Identification of Ftr1 and Zrt1 as iron and zinc micronutrient transceptors for activation of the PKA pathway in Saccharomyces cerevisiae
Authors:Joep Schothorst1,2, Griet Van Zeebroeck1,2 and Johan M. Thevelein1,2
doi: 10.15698/mic2017.03.561
Volume 4, pp. 74 to 89, published 02/03/2017.
1 Laboratory of Molecular Cell Biology, Institute of Botany and Microbiology, KU Leuven, Belgium.
2 Department of Molecular Microbiology, VIB, Kasteelpark Arenberg 31, B-3001 Leuven-Heverlee, Flanders, Belgium.
Keywords:
Ftr1, Zrt1, iron, zinc, transceptor, signaling, PKA.
Corresponding Author(s):
Conflict of interest statement:
The authors declare no conflict of interest.
Please cite this article as:
Joep Schothorst, Griet Van Zeebroeck and Johan M. Thevelein (2017). Identification of Ftr1 and Zrt1 as iron and zinc micronutrient transceptors for activation of the PKA pathway in Saccharomyces cerevisiae. Microbial Cell 4(3): 74-89.

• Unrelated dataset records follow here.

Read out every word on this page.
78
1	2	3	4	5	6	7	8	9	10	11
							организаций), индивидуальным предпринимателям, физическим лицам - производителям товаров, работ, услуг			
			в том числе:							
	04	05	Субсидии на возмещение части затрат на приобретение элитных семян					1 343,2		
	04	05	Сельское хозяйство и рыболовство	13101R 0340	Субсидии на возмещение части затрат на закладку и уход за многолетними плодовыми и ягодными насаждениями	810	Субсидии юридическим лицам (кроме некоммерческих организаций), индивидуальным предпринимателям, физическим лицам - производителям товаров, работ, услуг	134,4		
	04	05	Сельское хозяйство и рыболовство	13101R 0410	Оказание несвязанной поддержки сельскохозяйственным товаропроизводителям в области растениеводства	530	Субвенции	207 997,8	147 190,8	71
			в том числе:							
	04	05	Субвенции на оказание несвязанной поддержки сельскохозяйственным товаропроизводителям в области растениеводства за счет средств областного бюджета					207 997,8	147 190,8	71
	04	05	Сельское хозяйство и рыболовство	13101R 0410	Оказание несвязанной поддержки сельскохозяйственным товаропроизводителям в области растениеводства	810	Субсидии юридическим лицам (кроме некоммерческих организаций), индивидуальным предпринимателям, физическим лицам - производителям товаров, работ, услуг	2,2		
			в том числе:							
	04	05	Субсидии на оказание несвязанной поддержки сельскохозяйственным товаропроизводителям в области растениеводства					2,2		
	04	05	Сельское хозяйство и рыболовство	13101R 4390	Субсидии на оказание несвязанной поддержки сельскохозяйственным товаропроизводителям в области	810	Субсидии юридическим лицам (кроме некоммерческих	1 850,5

© 2017 Schothorst et al. This is an open-access article released under the terms of the Creative Commons Attribution (CC BY) license, which allows the unrestricted use, distribution, and reproduction in any medium, provided the original author and source are acknowledged.
Abstract:
Multiple types of nutrient transceptors, membrane proteins that combine a transporter and receptor function, have now been established in a variety of organisms. However, so far all established transceptors utilize one of the macronutrients, glucose, amino acids, ammonium, nitrate, phosphate or sulfate, as substrate. This is also true for the Saccharomyces cerevisiae transceptors mediating activation of the PKA pathway upon re-addition of a macronutrient to glucose-repressed cells starved for that nutrient, re-establishing a fermentable growth medium. We now show that the yeast high-affinity iron transporter Ftr1 and high-affinity zinc transporter Zrt1 function as transceptors for the micronutrients iron and zinc. We show that replenishment of iron to iron-starved cells or zinc to zinc-starved cells triggers within 1-2 minutes a rapid surge in trehalase activity, a well-established PKA target. The activation with iron is dependent on Ftr1 and with zinc on Zrt1, and we show that it is independent of intracellular iron and zinc levels. Similar to the transceptors for macronutrients, Ftr1 and Zrt1 are strongly induced upon iron and zinc starvation, respectively, and they are rapidly downregulated by substrate-induced endocytosis. Our results suggest that transceptor-mediated signaling to the PKA pathway may occur in all cases where glucose-repressed yeast cells have been starved first for an essential nutrient, causing arrest of growth and low activity of the PKA pathway, and subsequently replenished with the lacking nutrient to re-establish a fermentable growth medium. The broadness of the phenomenon also makes it likely that nutrient transceptors use a common mechanism for signaling to the PKA pathway.